By age fourteen, experimenting with hypnosis, levitation, and out-of-body travel; giving lectures on physics, math, music, and esoteric philosophy to crowds of eighty or a hundred people; and laying out the first rough principles used later to guide development of Damanhur. Knew he was on to something when able to convince two of his Jesuit teachers at school to quit in order to come study with him . Opened center in Torino named after Horus, falcon-headed Egyptian sky god whose name he also took for his own, where he managed as many as thirty-six different esoteric research groups at once, all of them pursuing independent projects simultaneously.
Ran successful insurance business and developed pranatherapy clinics and psychic healing courses all over Italy. Made a rule for himself that he would 1) invent at least one new thing per day and 2) read at least one book per day—a rule he has kept ever since. Established Damanhur, naming it after an Egyptian city that was the site of a temple to Horus.
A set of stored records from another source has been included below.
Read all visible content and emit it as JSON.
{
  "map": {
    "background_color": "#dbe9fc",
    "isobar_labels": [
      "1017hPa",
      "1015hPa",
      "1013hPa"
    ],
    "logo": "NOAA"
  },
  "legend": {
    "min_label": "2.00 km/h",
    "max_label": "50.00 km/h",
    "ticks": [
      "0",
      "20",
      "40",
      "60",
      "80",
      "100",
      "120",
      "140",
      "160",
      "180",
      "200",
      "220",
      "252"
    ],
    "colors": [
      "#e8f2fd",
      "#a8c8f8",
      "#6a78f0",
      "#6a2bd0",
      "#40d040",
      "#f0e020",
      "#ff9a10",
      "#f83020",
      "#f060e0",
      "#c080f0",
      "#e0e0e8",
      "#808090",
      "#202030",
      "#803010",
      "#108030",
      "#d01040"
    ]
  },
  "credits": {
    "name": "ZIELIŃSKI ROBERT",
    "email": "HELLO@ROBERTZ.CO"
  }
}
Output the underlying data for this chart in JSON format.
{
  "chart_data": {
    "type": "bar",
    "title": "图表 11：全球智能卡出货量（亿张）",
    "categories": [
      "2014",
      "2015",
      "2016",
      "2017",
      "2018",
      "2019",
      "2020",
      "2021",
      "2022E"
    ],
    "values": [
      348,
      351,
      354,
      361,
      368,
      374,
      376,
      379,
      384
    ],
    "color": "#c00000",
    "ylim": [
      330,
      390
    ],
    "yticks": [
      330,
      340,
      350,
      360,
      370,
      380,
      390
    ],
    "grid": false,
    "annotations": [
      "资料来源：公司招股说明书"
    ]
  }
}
Has now written over three hundred books and countless articles, stories, and plays; sold in excess of fourteen thousand of his own paintings; still gives at least two lectures a week.
I think Francis Bacon would definitely have liked the guy. In his own time, Bacon’s innovative methods of research and experimentation had yet to become the foundation for science as we think of it today but were instead associated with hermeticism, alchemy, and the occult—a connection echoed by Falco’s own empirical approach to esoteric philosophy. Bacon’s New Atlantis even tells the story of a utopian society ruled by a group of enlightened inventors who study alchemy, healing, and life extension in caverns deep underground and whose ultimate goal is “the knowledge of causes, and secret motions of things; and the enlarging of the bounds of human empire, to the effecting of all things possible.”
Bacon wrote about it. But by all appearances at least, Falco has actually tried to build the place.